Academic Symposium highlights student research

Academic Symposium highlights student research

EMILY KAUFFMAN

Contributing Writer

emilyk3@goshen.edu

Twenty-three students will present their research at the Annual Student Symposium on Saturday, April 1 in the Church-Chapel.

The symposium program began as part of former Goshen College president Shirley Showalter’s honors program initiative that she launched at the beginning of her first term in 1996 with the first symposium taking place in the spring of 1999.

“At the beginning of the spring semester, I issue a wide call for titles, and professors begin tapping students on the shoulder encouraging them to present,” said Jo-Ann Brant, professor of Bible, religion and philosophy and program director of this year’s Academic Symposium.

Presentations are based upon course work, Goshen College’s Study-Service Term, the Maple Scholars program, internships and experiential learning opportunities.

In her presentation about effective ecotourism, Katie Hurst, a junior, will use examples from her international experiences as well as incorporate her final SST project work on ecotourism in a small Amazon village in Peru.

“I chose the ecotourism research while in Peru because as North Americans with the privilege to travel,” she said, “we need to be thinking about how our travel habits affect the places and communities we are going, especially on SST.”

Rudi Mucaj, sophomore, will tell the forgotten story of Japanese Americans in the United States, while arguing that the Japanese-American Relocation did not have roots in the attack on Pearl Harbor.

Mucaj hopes students will come hear his presentation at 1:20 p.m. in the Church-Chapel.

“Usually, we see different historical, cultural and political events as phenomena who appear out of the blue,” he said. “We forget to see how deep the roots of the problems are.
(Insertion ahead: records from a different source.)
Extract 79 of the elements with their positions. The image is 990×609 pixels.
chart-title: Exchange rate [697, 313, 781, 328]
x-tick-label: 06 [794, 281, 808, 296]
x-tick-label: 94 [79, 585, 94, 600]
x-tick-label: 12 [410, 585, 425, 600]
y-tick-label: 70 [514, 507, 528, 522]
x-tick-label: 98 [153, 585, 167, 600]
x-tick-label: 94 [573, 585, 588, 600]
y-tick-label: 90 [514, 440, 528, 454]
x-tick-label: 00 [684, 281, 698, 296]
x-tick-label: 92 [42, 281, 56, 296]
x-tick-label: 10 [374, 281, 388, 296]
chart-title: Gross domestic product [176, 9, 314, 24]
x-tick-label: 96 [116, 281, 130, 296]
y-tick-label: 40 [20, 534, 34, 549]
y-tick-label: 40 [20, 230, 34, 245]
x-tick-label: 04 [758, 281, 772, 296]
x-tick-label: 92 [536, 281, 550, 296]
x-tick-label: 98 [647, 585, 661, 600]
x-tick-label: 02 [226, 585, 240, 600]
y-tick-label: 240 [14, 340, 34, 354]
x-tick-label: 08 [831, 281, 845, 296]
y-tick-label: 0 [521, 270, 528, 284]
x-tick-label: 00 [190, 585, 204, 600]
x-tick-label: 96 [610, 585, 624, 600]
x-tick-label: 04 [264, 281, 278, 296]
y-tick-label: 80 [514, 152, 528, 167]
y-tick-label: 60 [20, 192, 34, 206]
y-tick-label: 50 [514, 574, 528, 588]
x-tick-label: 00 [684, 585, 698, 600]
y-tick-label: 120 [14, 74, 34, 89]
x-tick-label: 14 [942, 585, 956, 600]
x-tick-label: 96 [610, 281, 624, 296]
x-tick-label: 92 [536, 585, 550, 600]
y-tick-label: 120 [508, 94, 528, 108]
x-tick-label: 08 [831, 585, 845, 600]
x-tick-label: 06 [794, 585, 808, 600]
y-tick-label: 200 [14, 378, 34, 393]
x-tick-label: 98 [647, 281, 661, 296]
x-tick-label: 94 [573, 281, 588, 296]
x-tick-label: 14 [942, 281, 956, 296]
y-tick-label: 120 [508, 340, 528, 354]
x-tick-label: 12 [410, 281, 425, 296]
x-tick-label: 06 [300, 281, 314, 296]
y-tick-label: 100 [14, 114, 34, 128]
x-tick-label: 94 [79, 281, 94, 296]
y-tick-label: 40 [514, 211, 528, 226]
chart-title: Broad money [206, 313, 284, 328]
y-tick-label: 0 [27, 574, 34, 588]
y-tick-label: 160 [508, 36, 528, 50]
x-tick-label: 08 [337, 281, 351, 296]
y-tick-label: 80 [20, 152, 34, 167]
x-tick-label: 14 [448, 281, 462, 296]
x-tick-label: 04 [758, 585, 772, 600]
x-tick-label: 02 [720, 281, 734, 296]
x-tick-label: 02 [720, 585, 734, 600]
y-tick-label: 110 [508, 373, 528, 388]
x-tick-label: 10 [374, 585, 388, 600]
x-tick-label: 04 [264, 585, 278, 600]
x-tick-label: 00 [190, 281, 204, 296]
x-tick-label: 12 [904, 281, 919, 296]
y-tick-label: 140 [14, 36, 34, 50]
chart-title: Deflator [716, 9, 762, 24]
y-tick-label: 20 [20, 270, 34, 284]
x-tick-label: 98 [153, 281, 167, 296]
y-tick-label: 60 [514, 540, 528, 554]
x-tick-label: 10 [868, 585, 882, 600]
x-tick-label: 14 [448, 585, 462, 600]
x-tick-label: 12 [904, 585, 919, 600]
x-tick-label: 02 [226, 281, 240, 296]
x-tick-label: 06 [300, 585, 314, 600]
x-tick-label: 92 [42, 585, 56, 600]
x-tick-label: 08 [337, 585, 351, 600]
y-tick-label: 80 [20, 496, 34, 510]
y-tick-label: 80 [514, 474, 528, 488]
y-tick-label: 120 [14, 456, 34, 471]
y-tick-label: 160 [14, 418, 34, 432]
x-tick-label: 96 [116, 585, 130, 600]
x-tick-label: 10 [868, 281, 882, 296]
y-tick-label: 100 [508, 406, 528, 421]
My research is an example to illustrate it.”

In her presentation about the music used in video games, Monica Miller, a junior, will share both the unique constraints within which it must be composed and the experience of the music while gaming.

“One of the biggest challenges I faced was finding scholarly sources about video game music, since it’s a relatively new field of study,” said Miller. “I also spent many, many hours listening to at least 18 ‘Legend of Zelda’ soundtracks online.”

Jesse Amstutz, a first-year, will share about his research that looked at Goshen College students’ cell phone use in class as well as professors’ perception of student cell phone use.

“I have always been slightly bothered and distracted by classmates that use their phones during class, even though I am guilty of this as well,” said Amstutz. “I was curious to find out why students use their phones in class, what they do on their phones and whether they also found it distracting.”

He wants to encourage his fellow students to come hear his presentation to gain a better understanding of how their cell phone habits compare to their classmates and how professors perceive their cell phone use.

Luke Rush, a first-year, will present his research presentation titled “Shifting Perspectives: An Exploration of Factors that Caused a Transformation of Mennonite Response to the Draft” based off of a research paper he wrote in Religion and Politics during the fall.

Throughout his presentation, Rush will explore denominational, political and social factors or shifts that occurred between WWII and the Vietnam War that likely would have had an effect on Mennonite participation in the draft.

“I decided to participate in the symposium because it is a great opportunity to share my research with others,” he said. “I spent a significant amount of time researching and writing, so it is nice to have the paper go for more than just a grade in a class. The symposium is also a great opportunity to get some formal presentation practice.”

The presentations will begin at 12:30 p.m. and go until 4:45 p.m. on Saturday. They will take place in the Church-Chapel in rooms 110-111 and 112-113.